Manipulating Coherent Light-Matter Interaction: Continuous Transition between Strong Coupling and Weak Coupling in MoS2 Monolayer Coupled with Plasmonic Nanocavities

Strong interactions between surface plasmons in ultracompact nanocavities and excitons in 2D materials have attracted wide interests for its prospective realization of polariton devices at room temperature. Here, a continuous transition from weak coupling to strong coupling between excitons in molybdenum disulfide (MoS2) monolayer and highly localized plasmons in ultracompact nanoantenna is proposed. The nanoantenna is assembled by a silver nanocube positioned over a gold film and separated by a dielectric spacer layer. A 1570-fold enhancement in the photoluminescence is observed at weak coupling regime in hybrid nanocavities with thick spacer layers.
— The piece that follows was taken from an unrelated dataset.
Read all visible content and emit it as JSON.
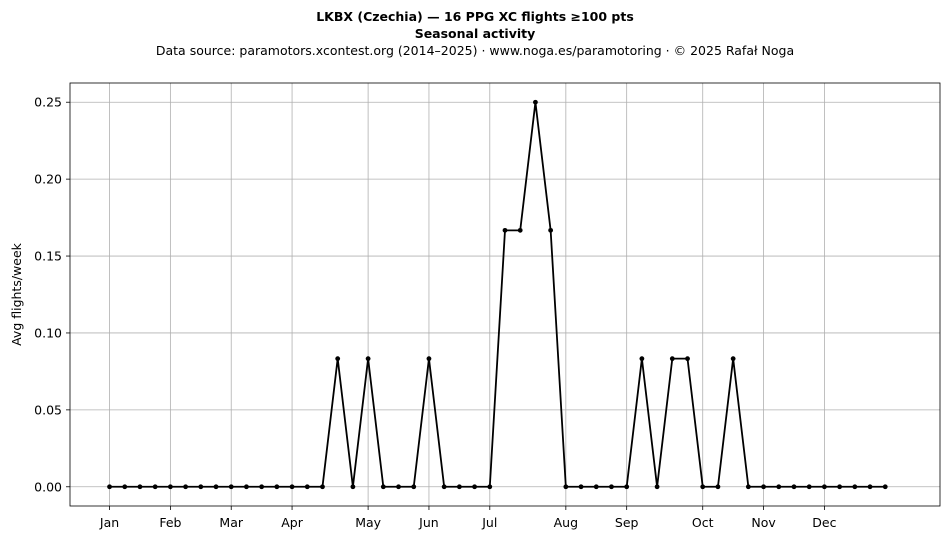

The interaction between excitons and plasmons is then directly prompted to strong coupling regime by shrinking down the thickness of spacer layer. Room temperature formation of polaritons with Rabi splitting up to 190 meV is observed with a fair polariton loss around 165 meV. Numerical calculations quantify the relation between coupling strength, local density of states, and spacer thickness, and reveal the transition between weak coupling and strong coupling in nanocavities. The findings in this work offer a guideline for feasible designs of plasmon-exciton interaction systems with gap plasmonic cavities.